In 1999, the government introduced the Taxi Recapitalisation Programme to give an incentive to the private minibus taxi industry to renew its fleets with newer and safer vehicles, in the interests of commuter safety. A R55 000 scrapping allowance per vehicle was allocated, provided that a new vehicle adhering to a list of safety specifications was purchased. While the programme is being evaluated as a fixed-period incentive, it has resulted in the scrapping of more than 57 000 taxis in poor condition over the past eight years in favour of vehicles with higher safety specifications, thus contributing to the drive for commuter safety.

SUSTAINABILITY

The apartheid government largely ignored issues of sustainability during its time in power, building the country’s economy around energy- and resource-intensive sectors, such as mining and agriculture. As did many other countries in the last century, it did little to regulate issues such as pollution, enforce land rehabilitation or manage limited resources like water and its coal-based energy solutions.

DEVELOPMENTS SINCE 1994

The NDP indicates that: “Shifting to a green economy, including to a low-carbon economy, is shifting to a more sustainable economic growth and development path in the long term.”

The country’s first development policy, the Reconstruction and Development Programme (RDP), advocated for sustainable and environmentally friendly growth. It was followed by the passing of the National Water Act in 1996, the National Environmental Management Act (NEMA) in 1998 and other legislation that provide a legal framework based on co-operative governance to promote the right to a clean and healthy environment.

A regulatory framework for environmental impact assessment was introduced in 1997, and enhanced in 2006. And a National Framework for Sustainable Development was adopted in 2008, followed by the adoption of the National Strategy for Sustainable Development (NSSD) in 2011. It states that, if the country’s long-term economic performance is to avoid breaching key ecological thresholds, it should develop new technologies and processes to increase productivity, while using less energy, fewer resources and reducing waste. The framework also asserts that efforts to eradicate poverty could be undermined if scarce resources continue to be used unsustainably.

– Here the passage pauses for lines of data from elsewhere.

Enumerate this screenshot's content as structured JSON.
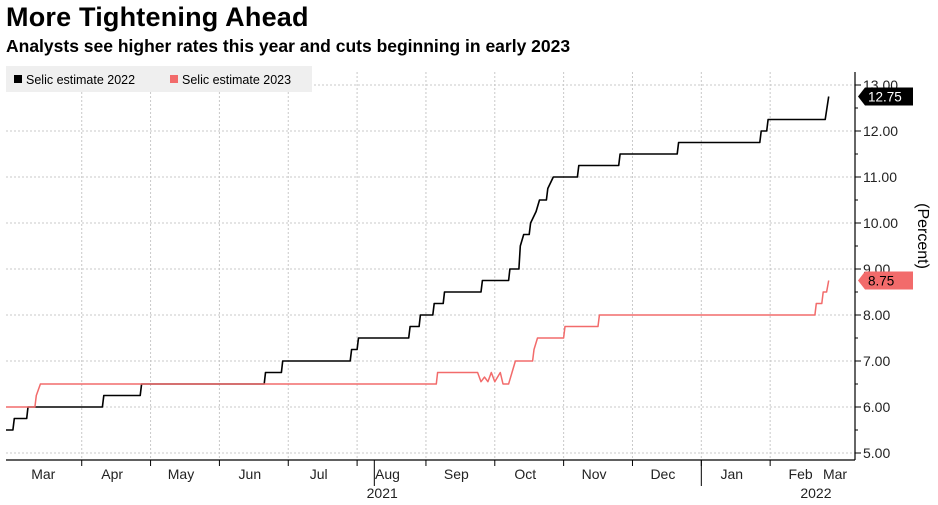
{
  "header": {
    "title": "More Tightening Ahead",
    "subtitle": "Analysts see higher rates this year and cuts beginning in early 2023"
  },
  "chart_data": {
    "type": "line",
    "title": "More Tightening Ahead",
    "subtitle": "Analysts see higher rates this year and cuts beginning in early 2023",
    "ylabel": "(Percent)",
    "xlabel": "",
    "ylim": [
      5.0,
      13.0
    ],
    "yticks": [
      "5.00",
      "6.00",
      "7.00",
      "8.00",
      "9.00",
      "10.00",
      "11.00",
      "12.00",
      "13.00"
    ],
    "xlim": [
      0,
      12.1
    ],
    "xticks": [
      {
        "label": "Mar",
        "at": 0.6
      },
      {
        "label": "Apr",
        "at": 1.6
      },
      {
        "label": "May",
        "at": 2.6
      },
      {
        "label": "Jun",
        "at": 3.6
      },
      {
        "label": "Jul",
        "at": 4.6
      },
      {
        "label": "Aug",
        "at": 5.6
      },
      {
        "label": "Sep",
        "at": 6.6
      },
      {
        "label": "Oct",
        "at": 7.6
      },
      {
        "label": "Nov",
        "at": 8.6
      },
      {
        "label": "Dec",
        "at": 9.6
      },
      {
        "label": "Jan",
        "at": 10.6
      },
      {
        "label": "Feb",
        "at": 11.6
      },
      {
        "label": "Mar",
        "at": 12.1
      }
    ],
    "years": [
      {
        "label": "2021",
        "at": 5.0
      },
      {
        "label": "2022",
        "at": 11.3
      }
    ],
    "grid": true,
    "legend_position": "top-left",
    "series": [
      {
        "name": "Selic estimate 2022",
        "color": "#000000",
        "last_label": "12.75",
        "points": [
          [
            0.0,
            5.5
          ],
          [
            0.1,
            5.5
          ],
          [
            0.12,
            5.75
          ],
          [
            0.3,
            5.75
          ],
          [
            0.32,
            6.0
          ],
          [
            1.4,
            6.0
          ],
          [
            1.42,
            6.25
          ],
          [
            1.95,
            6.25
          ],
          [
            1.97,
            6.5
          ],
          [
            3.75,
            6.5
          ],
          [
            3.77,
            6.75
          ],
          [
            4.0,
            6.75
          ],
          [
            4.02,
            7.0
          ],
          [
            5.0,
            7.0
          ],
          [
            5.02,
            7.25
          ],
          [
            5.1,
            7.25
          ],
          [
            5.12,
            7.5
          ],
          [
            5.85,
            7.5
          ],
          [
            5.87,
            7.75
          ],
          [
            6.0,
            7.75
          ],
          [
            6.02,
            8.0
          ],
          [
            6.2,
            8.0
          ],
          [
            6.22,
            8.25
          ],
          [
            6.35,
            8.25
          ],
          [
            6.37,
            8.5
          ],
          [
            6.9,
            8.5
          ],
          [
            6.92,
            8.75
          ],
          [
            7.3,
            8.75
          ],
          [
            7.32,
            9.0
          ],
          [
            7.45,
            9.0
          ],
          [
            7.47,
            9.5
          ],
          [
            7.52,
            9.75
          ],
          [
            7.6,
            9.75
          ],
          [
            7.62,
            10.0
          ],
          [
            7.7,
            10.25
          ],
          [
            7.75,
            10.5
          ],
          [
            7.85,
            10.5
          ],
          [
            7.87,
            10.75
          ],
          [
            7.95,
            11.0
          ],
          [
            8.3,
            11.0
          ],
          [
            8.32,
            11.25
          ],
          [
            8.9,
            11.25
          ],
          [
            8.92,
            11.5
          ],
          [
            9.75,
            11.5
          ],
          [
            9.77,
            11.75
          ],
          [
            10.95,
            11.75
          ],
          [
            10.97,
            12.0
          ],
          [
            11.05,
            12.0
          ],
          [
            11.07,
            12.25
          ],
          [
            11.9,
            12.25
          ],
          [
            11.95,
            12.75
          ]
        ]
      },
      {
        "name": "Selic estimate 2023",
        "color": "#f26b6b",
        "last_label": "8.75",
        "points": [
          [
            0.0,
            6.0
          ],
          [
            0.42,
            6.0
          ],
          [
            0.44,
            6.25
          ],
          [
            0.5,
            6.5
          ],
          [
            6.25,
            6.5
          ],
          [
            6.27,
            6.75
          ],
          [
            6.85,
            6.75
          ],
          [
            6.9,
            6.55
          ],
          [
            6.95,
            6.65
          ],
          [
            7.0,
            6.55
          ],
          [
            7.05,
            6.75
          ],
          [
            7.1,
            6.55
          ],
          [
            7.18,
            6.75
          ],
          [
            7.22,
            6.5
          ],
          [
            7.3,
            6.5
          ],
          [
            7.35,
            6.75
          ],
          [
            7.4,
            7.0
          ],
          [
            7.65,
            7.0
          ],
          [
            7.67,
            7.25
          ],
          [
            7.72,
            7.5
          ],
          [
            8.1,
            7.5
          ],
          [
            8.12,
            7.75
          ],
          [
            8.6,
            7.75
          ],
          [
            8.62,
            8.0
          ],
          [
            11.75,
            8.0
          ],
          [
            11.77,
            8.25
          ],
          [
            11.85,
            8.25
          ],
          [
            11.87,
            8.5
          ],
          [
            11.92,
            8.5
          ],
          [
            11.95,
            8.75
          ]
        ]
      }
    ]
  }
}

The NSSD and, more recently, the New Growth Path and the NDP, have emphasised the green economy as a key area of growth. Over the past few years, the environmental sector has made significant and direct contributions to job creation and poverty alleviation though programmes such as Working for Water, Working on Fire, Working for Wetlands, People and Parks, and the Green Fund.

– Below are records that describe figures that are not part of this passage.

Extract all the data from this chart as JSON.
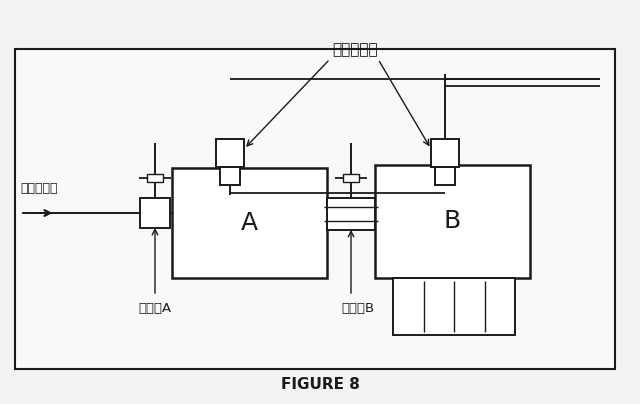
{
  "title": "FIGURE 8",
  "label_pressure": "圧力変換器",
  "label_gas": "ガス流入口",
  "label_valve_a": "バルブA",
  "label_valve_b": "バルブB",
  "label_a": "A",
  "label_b": "B"
}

CLIMATE CHANGE MITIGATION AND ADAPTATION

South Africa, like many other developing countries, is at particular risk from climate change as a result of a combination of geography, the intrinsic vulnerability of poor communities to environmental threats, and the pressures that economies based on resource extraction place on the environment. The country has acknowledged that climate change poses a major threat and has made a commitment to strengthening its social and economic resilience to the effects of such change.

In 2008, the Cabinet approved the Long-term Mitigation Scenarios to guide policy direction. The following year, the president said the country would implement mitigation actions that would collectively result in a 34 percent and a 42 percent reduction in its emissions growth trajectory by 2020 and 2025, respectively.

While preparatory work and research to set targets and measure reductions in emissions in different sectors are under way, implementation programmes include more than 300 000 domestic solar water heaters installed to date and the launch of the Renewable Energy Programme.

The general deterioration in the quality of the environment poses risks to economic growth, poverty eradication and reducing inequality, but the democratic government has created the policy framework needed for sustainable development.